Professor Roberts and Stanford Ph.D. student Chris Piech work on the “Nothing But a Browser” project with the intention of making computer science education available to people mostly in underdeveloped countries. Because many people in these nations do not have computers, Roberts and Piech began designing a system by which one could receive a computer science education by using nothing but a web browser, even if it can only be accessed via a cell phone.
They created an online version of the Karel the Robot software, a program similar to that used in introductory programming classes at Stanford.
Another program, “Stanford in a Box,” operates on the notion that Stanford’s curriculum and materials can be exported to other universities around the world.
According to Professor Roberts, the program is “not packaging things for direct consumption by students in the way the ‘Nothing But a Browser’ project is, but there are a lot of institutions…that would like to teach computer science, but they don’t have people who know the field very well, they don’t have a lot of time and resources compared to Stanford, and developing curricula in computer science is resource–intensive.”
He continued, “The idea of Stanford in a Box, of taking an extremely successful program, [is to] get a Stanford-like education going at more places…we’re graduating a lot of physics majors and math majors in this country who go on to get programming jobs and that’s only because we’re not producing anywhere near enough computer scientists.”In addition to the overwhelming reach of online materials, Stanford’s Computer Science department has recently been making advances in the computer science curriculum, specifically in scaling and exporting its curriculum to other universities worldwide.
According to Professor Eric Roberts, Professor Nick Parlante is leading a project to use Stanford as a “pilot site for a new Computer Science Principles Advanced Placement exam.” The idea of the class is to introduce students to “contextualization and applications and things you wouldn’t normally have in a traditional programming class,” Roberts stated. “It’s similar to a number of initiatives that were pioneered in the 80s and 90s, which were called Breadth-First Approaches to Computer Science, where you would get people in the introductory class to understand the breadth of the field—that CS is about more than just programming.”
In 2001, Professor Roberts headed a joint committee of the Association for Computing Machinery (ACM) and Institute of Electrical and Electronics Engineers(IEEE) , the two largest computing organizations in the world, to standardize computer science curricula at universities.. The committee report featured a number of suggestions and guidelines regarding what elements were and were not critical to an undergraduate computer science education.
Another session of this committee is scheduled for 2013 with Professor Mehran Sahami, who is well known by many students for teaching an introductory programming class each fall.
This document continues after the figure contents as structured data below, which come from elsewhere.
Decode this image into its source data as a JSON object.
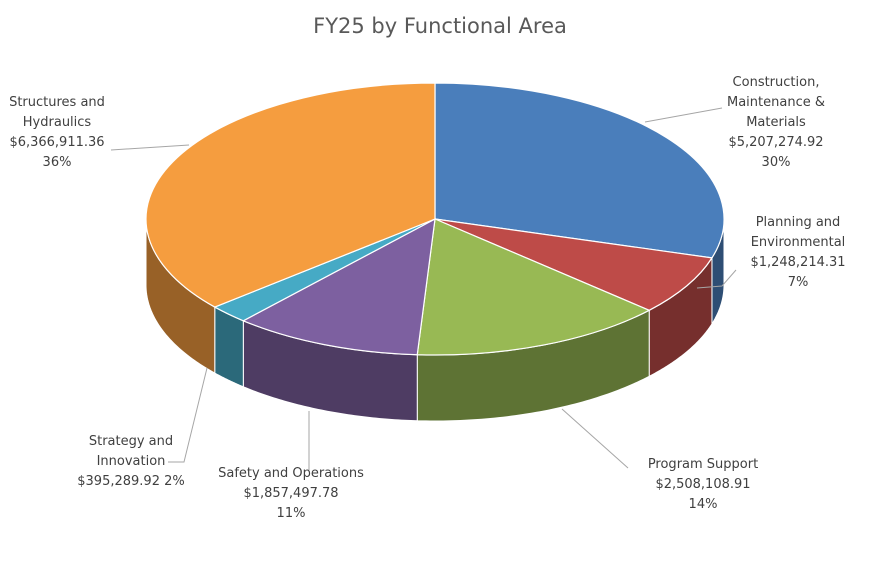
{
  "chart_data": {
    "type": "pie",
    "title": "FY25 by Functional Area",
    "slices": [
      {
        "name": "Construction, Maintenance & Materials",
        "label_lines": [
          "Construction,",
          "Maintenance &",
          "Materials"
        ],
        "value_text": "$5,207,274.92",
        "pct_text": "30%",
        "value": 5207274.92,
        "color": "#4a7ebb"
      },
      {
        "name": "Planning and Environmental",
        "label_lines": [
          "Planning and",
          "Environmental"
        ],
        "value_text": "$1,248,214.31",
        "pct_text": "7%",
        "value": 1248214.31,
        "color": "#be4b48"
      },
      {
        "name": "Program Support",
        "label_lines": [
          "Program Support"
        ],
        "value_text": "$2,508,108.91",
        "pct_text": "14%",
        "value": 2508108.91,
        "color": "#98b954"
      },
      {
        "name": "Safety and Operations",
        "label_lines": [
          "Safety and Operations"
        ],
        "value_text": "$1,857,497.78",
        "pct_text": "11%",
        "value": 1857497.78,
        "color": "#7d60a0"
      },
      {
        "name": "Strategy and Innovation",
        "label_lines": [
          "Strategy and",
          "Innovation"
        ],
        "value_text": "$395,289.92",
        "pct_text": "2%",
        "value": 395289.92,
        "color": "#46aac5"
      },
      {
        "name": "Structures and Hydraulics",
        "label_lines": [
          "Structures and",
          "Hydraulics"
        ],
        "value_text": "$6,366,911.36",
        "pct_text": "36%",
        "value": 6366911.36,
        "color": "#f59d3f"
      }
    ]
  }
}
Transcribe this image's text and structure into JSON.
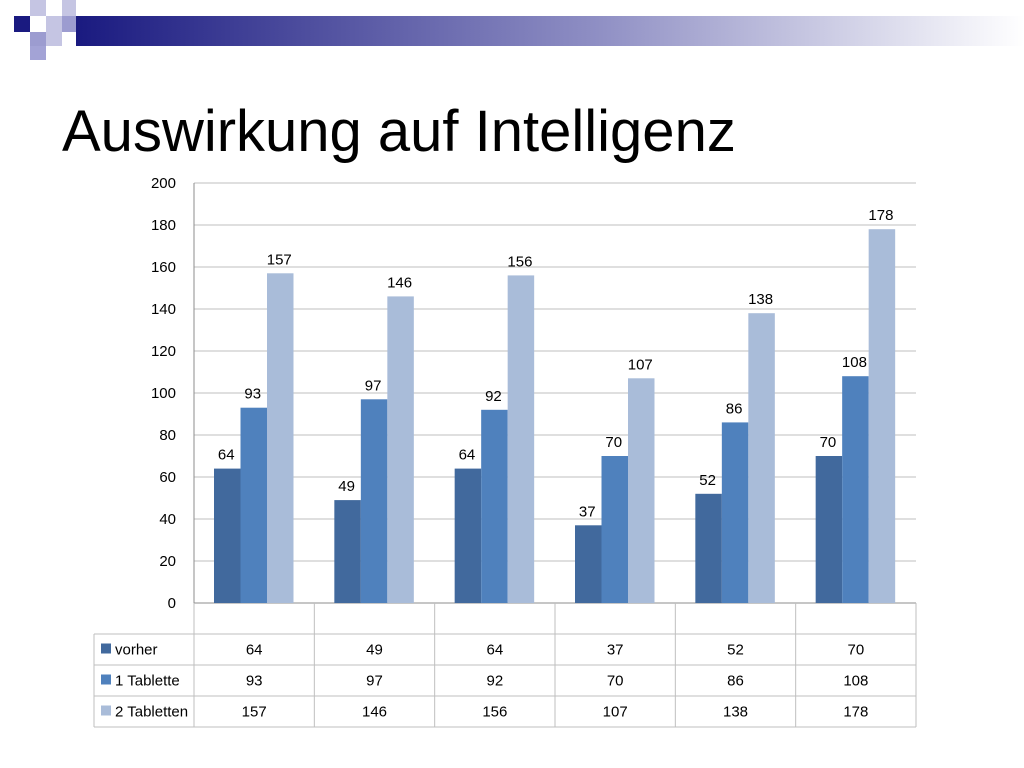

Many of the committee’s recommendations will be based on extensive changes Stanford’s Computer Science department made to its curriculum in recent years.
Sahami stated, “The goal is to give programs a set of guidelines to help them modernize their curriculums.” To him, educators have to think to themselves: “It’s been ten years since the last set of guidelines…what are the topics that have come to the [foreground] since that time? They might include new topics or topics that have gained new importance, and what are some of the topics as a result that have become more dated?”
Necessarily, a number of topics have been added to, revised, or even removed from Stanford’s curriculum over the years, and these changes will be reflected in Sahami’s report. “Part of making the conscious decision to say you’re going to add stuff is also making the conscious decision to say you’re going to remove stuff,” it stated.
Those changes seem to be working—Computer Science is currently the second most-declared major on campus, and around 90 percent of Stanford students take some form of computer science class before they graduate.
Overall, the influence of Stanford’s Computer Science department not only on Stanford students but also on the wider academic world is continually growing. With these new programs on the horizon, the faculty at Stanford hope to be able to educate more students more completely across the world.